The fortune of farmers in Paliganj block, around 65km northwest of Patna, has changed over the past 10 years with increased yield and some valuable advice from APJ Abdul Kalam.

One of them, Alok Kumar, has installed a direct-to-home satellite service for his 57-inch TV, moves around in an SUV and sends his children to school in Patna. Till about 10 years back, the 47-year-old resident of Pipardaha village spread 6,400kg paddy seeds on his one-hectare land. Now, cultivating 2,400kg seeds on the same land Alok has achieved three times more yield. Thanks to Kalam’s tips on scientific farming and cultivating cash crops in the off-season, he is bringing home more profit.

Balmiki Sharma, the secretary of Paliganj farmer distributor committee, said: “I was looking after the Technology Information, Forecasting and Assessment Council (Tifac) project in Paliganj around 2001. The council was researching scientific farming in the block to implement Kalam’s ‘Vision 2020’. On May 30, 2003, then President Kalam visited the block and realised we were involved in traditional farming of paddy, wheat and mustard. He called six of us (farmers) to New Delhi in June that year and advised us to start producing cash crops in the off-season.”

Kalam advised the farmers to cultivate cash crops such as Japanese mint, lemongrass, java citronella and basil.

He also told them how to leave space between two crops, use less fertiliser and urea for healthy crops, said Sharma.

Although, the then President’s tips took time to percolate down to the farmers in the region, now at least 15,000 of them are involved in scientific farming in the block.

Karbinder Kumar of Ejada village in the block said: “Cultivation of cash crops is beneficial compared to traditional foodgrain. Lemongrass, used for used for making soap and shampoo, is sold for Rs 500 to Rs 700 a kg, while java citronella oil that is used for making mosquito coils is sold at Rs 700 a kg. Japanese mint is sold for Rs 1,500 a kg. When I started cultivating cash crops, the other farmers used to tell me I was wasting my time. But with time, my income has increased by three folds and I have bought two tractors.”

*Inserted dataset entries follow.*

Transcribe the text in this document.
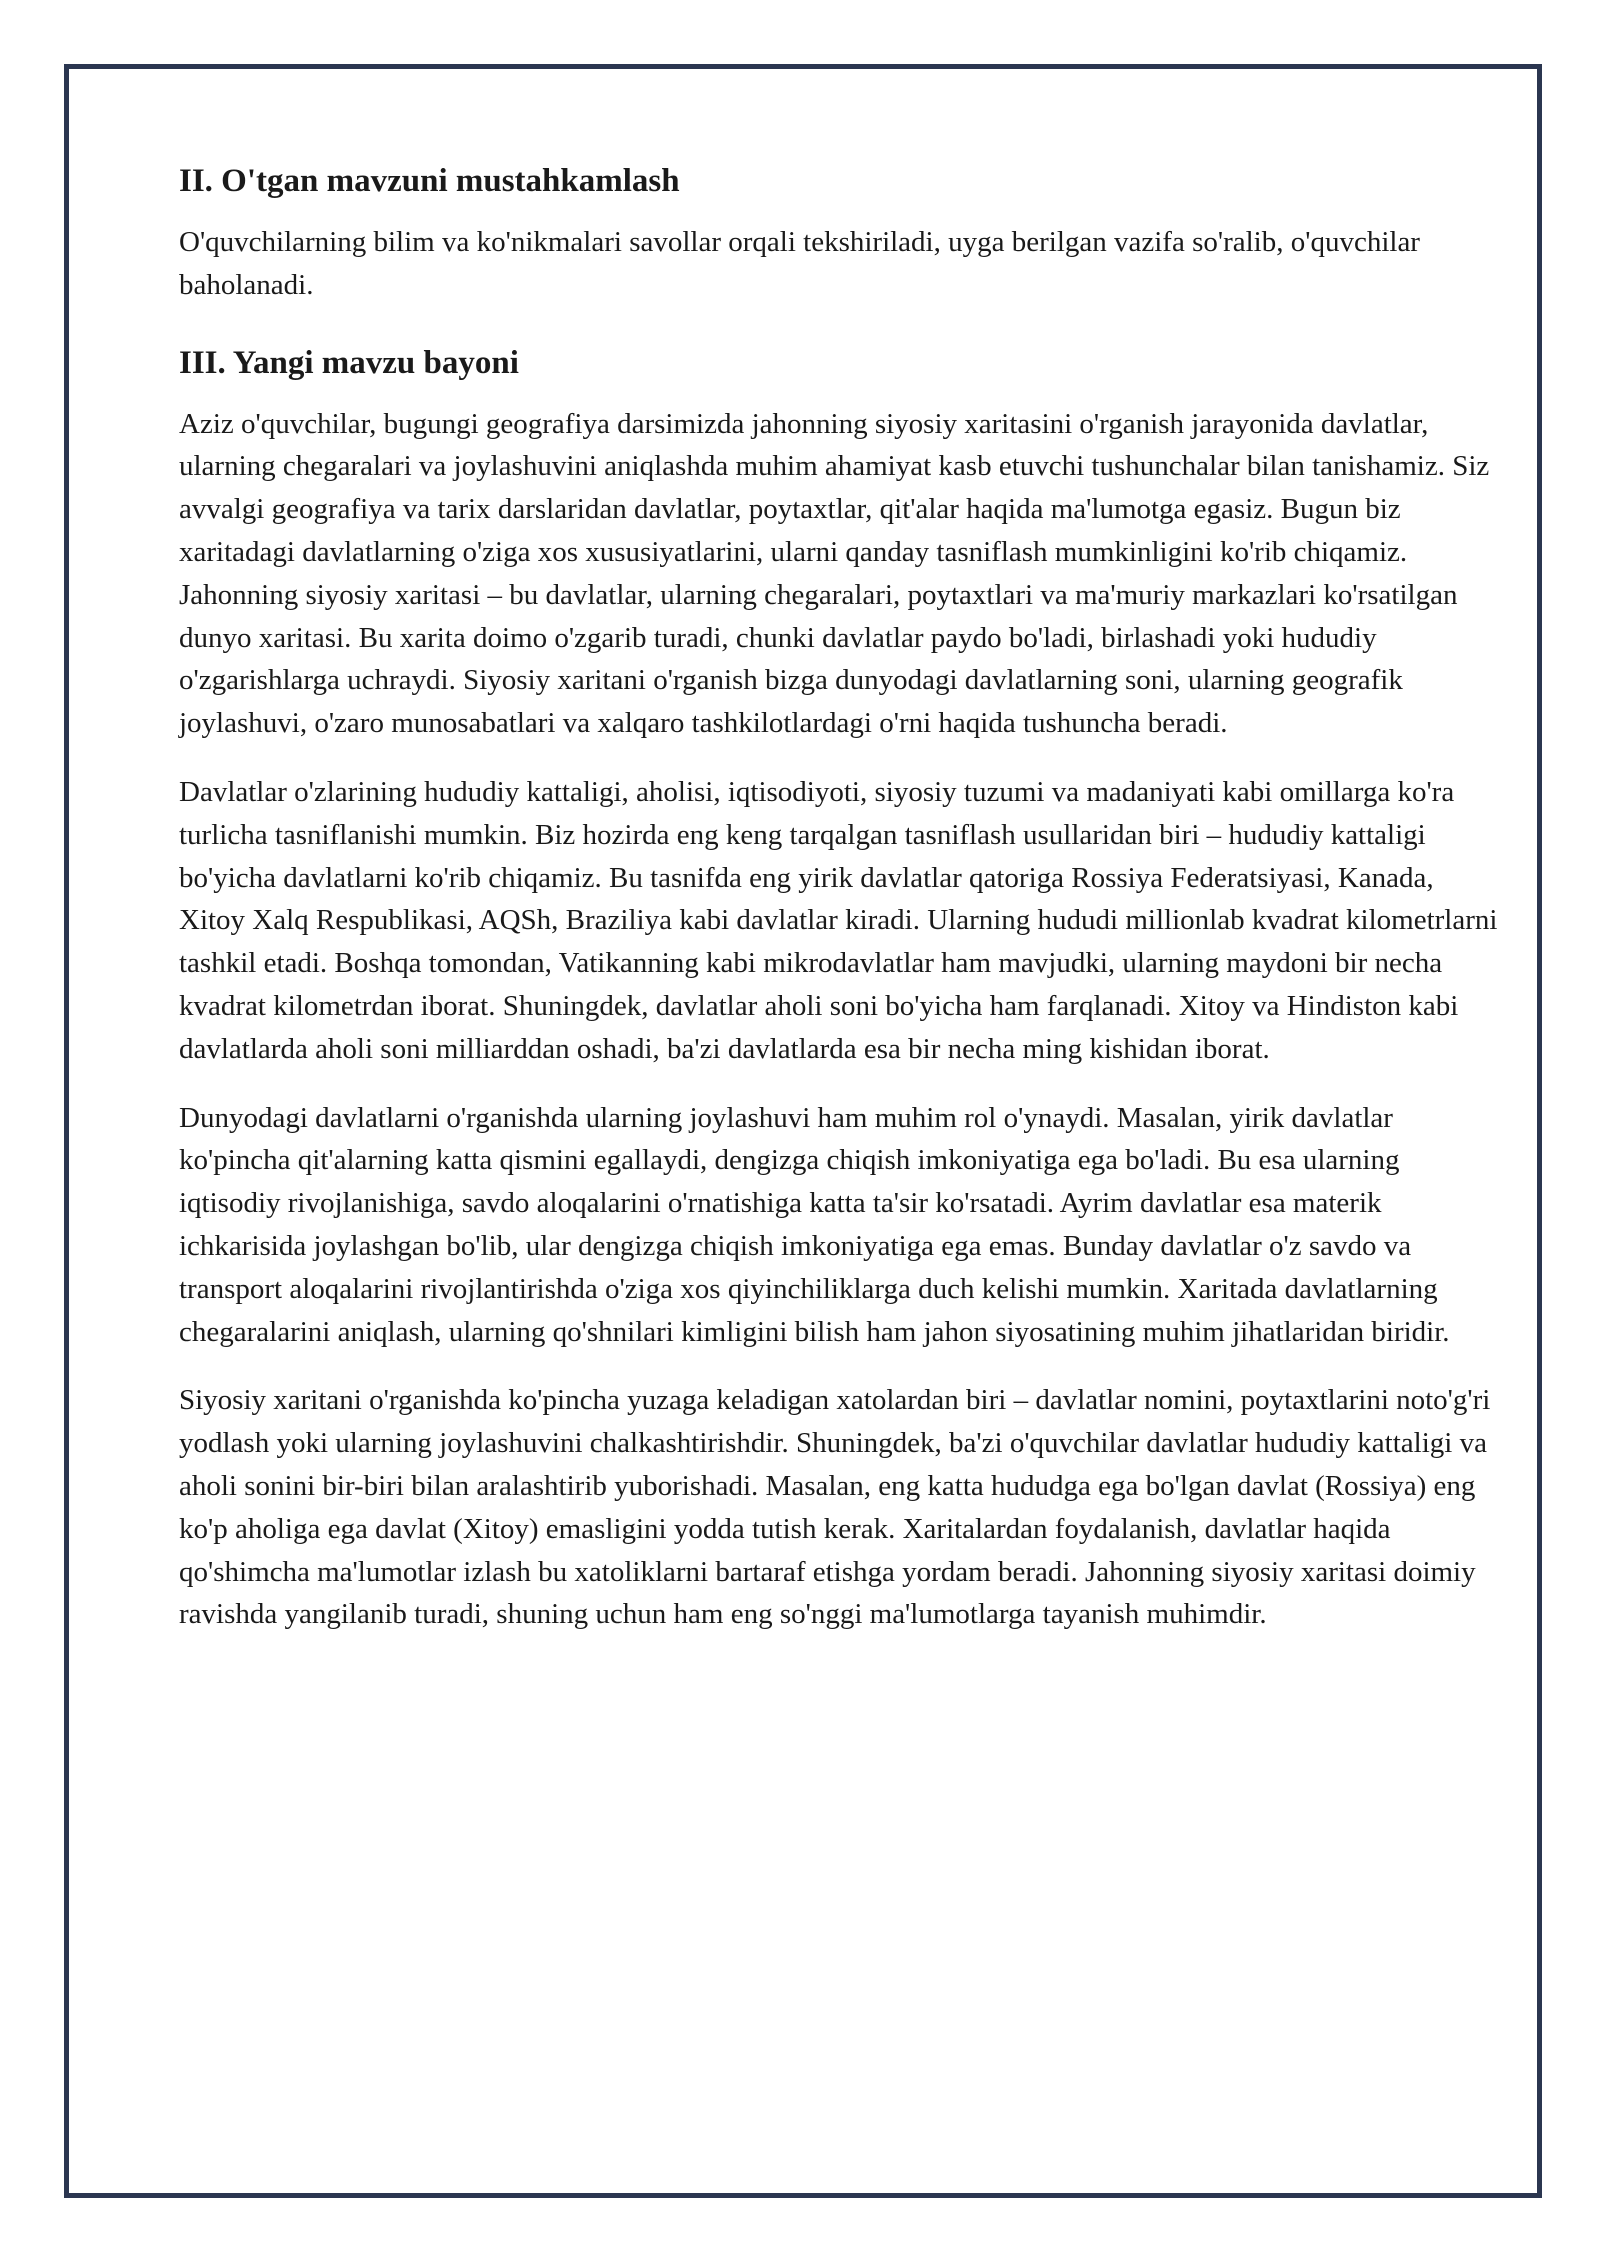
II. O'tgan mavzuni mustahkamlash

O'quvchilarning bilim va ko'nikmalari savollar orqali tekshiriladi, uyga berilgan vazifa so'ralib, o'quvchilar baholanadi.

III. Yangi mavzu bayoni

Aziz o'quvchilar, bugungi geografiya darsimizda jahonning siyosiy xaritasini o'rganish jarayonida davlatlar, ularning chegaralari va joylashuvini aniqlashda muhim ahamiyat kasb etuvchi tushunchalar bilan tanishamiz. Siz avvalgi geografiya va tarix darslaridan davlatlar, poytaxtlar, qit'alar haqida ma'lumotga egasiz. Bugun biz xaritadagi davlatlarning o'ziga xos xususiyatlarini, ularni qanday tasniflash mumkinligini ko'rib chiqamiz. Jahonning siyosiy xaritasi – bu davlatlar, ularning chegaralari, poytaxtlari va ma'muriy markazlari ko'rsatilgan dunyo xaritasi. Bu xarita doimo o'zgarib turadi, chunki davlatlar paydo bo'ladi, birlashadi yoki hududiy o'zgarishlarga uchraydi. Siyosiy xaritani o'rganish bizga dunyodagi davlatlarning soni, ularning geografik joylashuvi, o'zaro munosabatlari va xalqaro tashkilotlardagi o'rni haqida tushuncha beradi.

Davlatlar o'zlarining hududiy kattaligi, aholisi, iqtisodiyoti, siyosiy tuzumi va madaniyati kabi omillarga ko'ra turlicha tasniflanishi mumkin. Biz hozirda eng keng tarqalgan tasniflash usullaridan biri – hududiy kattaligi bo'yicha davlatlarni ko'rib chiqamiz. Bu tasnifda eng yirik davlatlar qatoriga Rossiya Federatsiyasi, Kanada, Xitoy Xalq Respublikasi, AQSh, Braziliya kabi davlatlar kiradi. Ularning hududi millionlab kvadrat kilometrlarni tashkil etadi. Boshqa tomondan, Vatikanning kabi mikrodavlatlar ham mavjudki, ularning maydoni bir necha kvadrat kilometrdan iborat. Shuningdek, davlatlar aholi soni bo'yicha ham farqlanadi. Xitoy va Hindiston kabi davlatlarda aholi soni milliarddan oshadi, ba'zi davlatlarda esa bir necha ming kishidan iborat.

Dunyodagi davlatlarni o'rganishda ularning joylashuvi ham muhim rol o'ynaydi. Masalan, yirik davlatlar ko'pincha qit'alarning katta qismini egallaydi, dengizga chiqish imkoniyatiga ega bo'ladi. Bu esa ularning iqtisodiy rivojlanishiga, savdo aloqalarini o'rnatishiga katta ta'sir ko'rsatadi. Ayrim davlatlar esa materik ichkarisida joylashgan bo'lib, ular dengizga chiqish imkoniyatiga ega emas. Bunday davlatlar o'z savdo va transport aloqalarini rivojlantirishda o'ziga xos qiyinchiliklarga duch kelishi mumkin. Xaritada davlatlarning chegaralarini aniqlash, ularning qo'shnilari kimligini bilish ham jahon siyosatining muhim jihatlaridan biridir.

Siyosiy xaritani o'rganishda ko'pincha yuzaga keladigan xatolardan biri – davlatlar nomini, poytaxtlarini noto'g'ri yodlash yoki ularning joylashuvini chalkashtirishdir. Shuningdek, ba'zi o'quvchilar davlatlar hududiy kattaligi va aholi sonini bir-biri bilan aralashtirib yuborishadi. Masalan, eng katta hududga ega bo'lgan davlat (Rossiya) eng ko'p aholiga ega davlat (Xitoy) emasligini yodda tutish kerak. Xaritalardan foydalanish, davlatlar haqida qo'shimcha ma'lumotlar izlash bu xatoliklarni bartaraf etishga yordam beradi. Jahonning siyosiy xaritasi doimiy ravishda yangilanib turadi, shuning uchun ham eng so'nggi ma'lumotlarga tayanish muhimdir.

Chandra Shekhar Sharma, another farmer in Bhagjoga village, has bought a motorbike with his increased profit. He said: “My living standard has changed with scientific farming. I also have annual savings of Rs 1 lakh. All of this has happened because of the tips given by Kalam Sir.”

Agriculture minister Narendra Singh told The Telegraph: “Our government is doing a lot of work in the agriculture sector. We are the ones who invited Kalam to Bihar and I am happy that the farmers found his tips useful.”